"The Case of Charles Dexter Ward", first published in Weird Tales, May-July 1941.
This is the the thirty-second entry in my read-through of the commemorative edition of Necronomicon: The Best Weird Tales of H P Lovecraft.This story is told by one of those distant and all-knowing but unknown narrators that you find a lot in classic stories. It's the the kind of narrator that can say of “none of these colloquies were ocularly witnessed, because the windows were always heavily draped” with a seemingly straight face. It can pose rhetorical questions in rapid succession, like an interrogation:
“was it not of this that Mr. Ward was reminded when his son barked forth those pitiable tones to which he now claimed to be reduced? Who had ever seen Charles and Allen together? Yes, the officials had once, but who later on? Was it not when Allen left that Charles suddenly lost his growing fright and began to live wholly at the bungalow?"
It's a often a gossipy, larky tone, such as when it observes that the local stalwart President Manning attended a violent raid on his neighbour “without the great periwig (the biggest in the county) for which he was noted.” It teases us at times, especially at the beginning with implications of horrors to come:
“And now swiftly followed that hideous experience which has left its indelible mark of fear on the soul of Marinus Bicknell Willett, and has added a decade to the visible age of one whose youth was even then far behind.”

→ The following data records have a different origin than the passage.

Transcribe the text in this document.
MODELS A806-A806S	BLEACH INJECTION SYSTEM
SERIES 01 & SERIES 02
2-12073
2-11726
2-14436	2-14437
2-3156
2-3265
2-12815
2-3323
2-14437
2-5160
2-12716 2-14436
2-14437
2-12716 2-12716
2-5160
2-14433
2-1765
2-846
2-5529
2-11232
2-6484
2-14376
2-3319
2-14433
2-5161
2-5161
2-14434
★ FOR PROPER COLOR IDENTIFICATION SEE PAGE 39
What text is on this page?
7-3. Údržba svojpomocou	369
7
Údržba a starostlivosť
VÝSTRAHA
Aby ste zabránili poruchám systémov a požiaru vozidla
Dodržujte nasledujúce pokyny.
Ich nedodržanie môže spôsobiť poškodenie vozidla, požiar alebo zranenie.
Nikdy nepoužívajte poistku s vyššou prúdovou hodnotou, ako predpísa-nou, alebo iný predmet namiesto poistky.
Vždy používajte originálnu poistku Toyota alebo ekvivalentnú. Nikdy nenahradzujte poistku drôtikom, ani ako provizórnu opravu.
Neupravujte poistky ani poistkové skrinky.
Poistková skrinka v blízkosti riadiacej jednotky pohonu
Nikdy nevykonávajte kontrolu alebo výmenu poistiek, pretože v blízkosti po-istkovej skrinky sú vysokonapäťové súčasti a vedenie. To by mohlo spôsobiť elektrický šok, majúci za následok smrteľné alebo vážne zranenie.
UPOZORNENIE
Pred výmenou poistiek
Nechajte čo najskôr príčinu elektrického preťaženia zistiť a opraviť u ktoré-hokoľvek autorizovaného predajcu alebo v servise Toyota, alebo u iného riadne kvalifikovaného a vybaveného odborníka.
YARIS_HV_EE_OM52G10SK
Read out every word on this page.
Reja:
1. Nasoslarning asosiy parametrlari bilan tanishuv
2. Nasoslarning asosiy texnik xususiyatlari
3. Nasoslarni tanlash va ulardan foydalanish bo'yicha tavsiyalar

It's almost a character in itself, it reminds me most of all of the narrator in The Rocky Horror Picture Show. Can't you just imagine Charles Gray making a meal of this?
“The true madness, he is certain, came with a later change; after the Curwen portrait and the ancient papers had been unearthed; after a trip to strange foreign places had been made, and some terrible invocations chanted under strange and secret circumstances; after certain answers to these invocations had been plainly indicated, and a frantic letter penned under agonising and inexplicable conditions; after the wave of vampirism and the ominous Pawtuxet gossip; and after the patient’s memory commenced to exclude contemporary images whilst his voice failed and his physical aspect underwent the subtle modification so many subsequently noticed.”